I take the envelope from my coat and slide it across the white linen.
She doesn't open it immediately. She looks at it. Then she looks at me.
"Ten million," I say. "Cashier's check. Drawn in my maiden name, which you'll find is the name on the hedge fund that has been quietly generating that and more for the past six years." I keep my voice even. "In return, I want one thing. A written release of mate-debt — signed and witnessed — and an authorized transfer of my mother's medical care to a facility of my choosing, effective immediately. Her files, her care team, and her treatment costs move with her. Ironcrest's name is off every document."
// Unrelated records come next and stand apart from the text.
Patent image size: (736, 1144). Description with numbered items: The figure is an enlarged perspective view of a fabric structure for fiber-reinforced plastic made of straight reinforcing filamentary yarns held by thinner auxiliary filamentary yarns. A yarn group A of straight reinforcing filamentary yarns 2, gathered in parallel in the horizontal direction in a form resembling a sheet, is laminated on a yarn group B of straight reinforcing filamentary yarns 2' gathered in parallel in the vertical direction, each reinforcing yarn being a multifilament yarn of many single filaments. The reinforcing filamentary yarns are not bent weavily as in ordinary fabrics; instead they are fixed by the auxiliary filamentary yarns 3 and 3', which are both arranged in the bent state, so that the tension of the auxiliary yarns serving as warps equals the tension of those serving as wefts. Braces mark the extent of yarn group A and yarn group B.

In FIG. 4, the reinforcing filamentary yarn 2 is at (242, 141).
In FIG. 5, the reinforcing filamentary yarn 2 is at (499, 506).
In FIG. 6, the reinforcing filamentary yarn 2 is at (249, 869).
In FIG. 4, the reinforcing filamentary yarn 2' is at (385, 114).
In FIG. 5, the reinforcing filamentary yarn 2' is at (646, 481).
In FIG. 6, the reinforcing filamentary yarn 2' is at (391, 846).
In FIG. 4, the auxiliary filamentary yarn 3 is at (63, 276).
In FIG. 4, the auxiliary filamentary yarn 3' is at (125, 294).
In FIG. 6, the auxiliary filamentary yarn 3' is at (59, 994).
Margaret opens the envelope.
She reads the check. She looks at the number once, then again, the way you look at a number when the amount isn't the surprise but the source is. Then she is quiet for a moment, and I watch something move through her expression — not guilt, exactly. More like recognition. The look of a woman who has known a thing for a long time and has just been presented with the invoice.
She reaches into her own bag. Withdraws a pen.
"I'll need a document drawn," she says.
"I have one." I take the second paper from my coat and set it on the table.
She reads it. She doesn't take long. She signs at the bottom with the pen held steady, the signature the same controlled script I have seen on pack documents for seven years, and folds the check into her bag without another look at it.
Neither of us orders coffee.
We sit for a moment in the quiet room with the white tablecloths and the soft ambient noise of other people's ordinary afternoons. I take the signed document and fold it carefully, and put it inside my coat, against my chest, next to the two printed pages I have carried there since yesterday.
Margaret Dixon looks at me across the table.
For a single, unguarded second her face does something I have never seen it do in seven years of holiday dinners and pack ceremonies and all the formal, performative occasions where daughters-in-law and matriarchs hold their positions and smile.
She looks sorry.
Not enough to have said anything. Not enough to have done anything. But sorry.
I stand up. I button my coat. I look at her steadily, without anger and without warmth, the way you look at something you understand completely and are finished trying to change.
"Thank you, Margaret," I say.
Then I walk out into the grey afternoon, my mother's freedom folded against my heartbeat, and for the first time in a very long time, I feel the specific weight of a leash going slack.